I’m lucky to have a husband who shares my love of creating things. Our crafty and artistic pursuits are usually different. He makes things out of leather (check out his Etsy store here) like wallets, keychains and bracelets. He illustrates and does very cool typography (which is also for sale on some very cool items at Society6). And he makes stamps, buttons, and does a variety of printmaking things too.
So while we don’t make the same exact stuff, it’s the feeling of sitting together and making things at the same time that I love. Then, this weekend, we got the chance to work on a project together. Not only did I love this project, but I also thought that collaborating on its creation was really fun. Plus, if it was just my project, it never would have had such cool chalkboard lettering on it at the end!
The goal was to turn a cheap box into a cool looking and functional display for the buttons and stickers Matthew sells at a local coffee shop. We got this simple pine box at Hobby Lobby in the unfinished wood crafts section. It was $7.99, and we used a 40% off coupon to get it for just $4.80. We also bought some unfinished 2.5 inch wide boards for just under $3. (They would have been cheaper at Lowes)
I also bought a bottle of chalkboard paint for $3.49, minus another 40% coupon (I went back the next day when I realized I needed it). The rest of the supplies were already on hand, so my grand total was just under $10 for the entire project.
Step one was sanding. I bought a little Mouse sander for the board & batten project, which makes sanding SO much easier. The whole box was quite rough, so that wiping something like a paper towel or brush over it would have caught on the texture. I sanded until it felt smooth.

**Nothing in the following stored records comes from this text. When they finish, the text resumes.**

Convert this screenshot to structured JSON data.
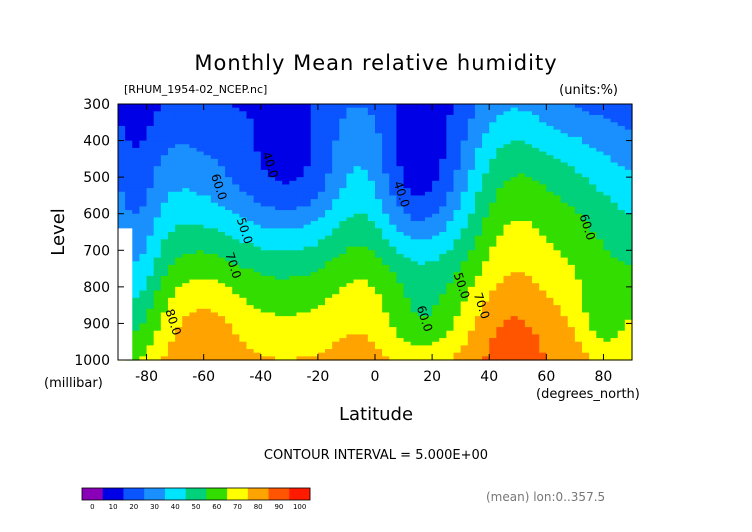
{
  "chart_data": {
    "type": "heatmap",
    "subtype": "filled-contour",
    "title": "Monthly Mean relative humidity",
    "file_label": "[RHUM_1954-02_NCEP.nc]",
    "units_label": "(units:%)",
    "xlabel": "Latitude",
    "x_units": "(degrees_north)",
    "ylabel": "Level",
    "y_units": "(millibar)",
    "xlim": [
      -90,
      90
    ],
    "ylim": [
      1000,
      300
    ],
    "x_ticks": [
      -80,
      -60,
      -40,
      -20,
      0,
      20,
      40,
      60,
      80
    ],
    "y_ticks": [
      300,
      400,
      500,
      600,
      700,
      800,
      900,
      1000
    ],
    "contour_interval_text": "CONTOUR INTERVAL = 5.000E+00",
    "averaging_note": "(mean) lon:0..357.5",
    "colorbar": {
      "levels": [
        0,
        10,
        20,
        30,
        40,
        50,
        60,
        70,
        80,
        90,
        100
      ],
      "colors": [
        "#8a00b8",
        "#0000e6",
        "#0a55ff",
        "#1a90ff",
        "#00e5ff",
        "#00d17a",
        "#33dd00",
        "#ffff00",
        "#ffa300",
        "#ff5500",
        "#ff1a00"
      ]
    },
    "contour_labels": [
      {
        "text": "40.0",
        "lat": -38,
        "lev": 470
      },
      {
        "text": "50.0",
        "lat": -47,
        "lev": 650
      },
      {
        "text": "60.0",
        "lat": -56,
        "lev": 530
      },
      {
        "text": "70.0",
        "lat": -51,
        "lev": 745
      },
      {
        "text": "80.0",
        "lat": -72,
        "lev": 900
      },
      {
        "text": "40.0",
        "lat": 8,
        "lev": 550
      },
      {
        "text": "50.0",
        "lat": 29,
        "lev": 800
      },
      {
        "text": "60.0",
        "lat": 16,
        "lev": 890
      },
      {
        "text": "70.0",
        "lat": 36,
        "lev": 855
      },
      {
        "text": "60.0",
        "lat": 73,
        "lev": 640
      }
    ]
  }
}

To age the wood, I used a vinegar and steel wool wash method from a tutorial from Lil Blue Boo. Hers was different than most, since she only soaked the steel wool for 20 minutes instead of 24 hours. The vinegar was still clear at that point, and I wiped it over the wood with the steel wool itself. The only thing I changed from her tutorial was to paint on the steeped tea first.
The aging process was much cooler than I had guessed from reading about it. The vinegar actually goes on completely clear. It doesn’t look like a stain at all. Then, as it soaks in and begins to dry, the wood starts to change colors. We did it before bed, and thought it looked great that night. Then, in the morning, the color was even better.
An added bonus that I didn’t expect was that the aging wash worked some magic on the box hardware too. It started out as very new looking chrome. After the wood was aged, I thought it looked a little out of place. The next morning, though, it was all rusty and the shine was gone. Keep this in mind if you don’t want your hardware to rust! But for me, it added to the illusion that this box had been around for quite a while. I love it.
We also aged the pieces of craft wood, to use as dividers in the box. It’s a good idea to stain everything first, before attaching the dividers, because the vinegar/steel wool wash won’t penetrate glue.
The next day, once it was all dry I decided how I wanted the dividers to look and made marks for Matthew to saw them. Then, using some E-6000 glue, I stuck them in place.
We wanted the box lid to serve as a sign for the whole display. So, first of all, it needed to stay open. I cut a piece of leather to the right size to leave the lid slightly tilted back. Matthew used some little screws to hold it into place on the right side. The leather bends inward when the box closes, so it isn’t in the way at all. One tip for doing this part is to use a leather punch to punch out holes in the leather for the screw. When I tried to screw directly into unpunched leather, it wanted to twist it all up.
Finally, I painted on the chalkboard paint inside the box lid. Which means that I didn’t really need to age that part of the box, by the way. I didn’t actually think of the chalkboard idea until after that was done. The wood was quite porous, so I had to do a lot more coats than the 2 that the bottle suggested. I think I did 5. It said to dry an hour between coats, so I would just check on it throughout the evening and paint on more.
And that’s it! I conditioned the chalkboard surface by rubbing chalk all over it and wiping it off. And Matthew wrote the pricing on with his fun hand lettering, and added an anchor on top with a hand carved stamp. Now it’s all ready to go. I think that it should attract more people to buy buttons and stickers than just a basket or bucket would. If it were me, I’d want to buy the box!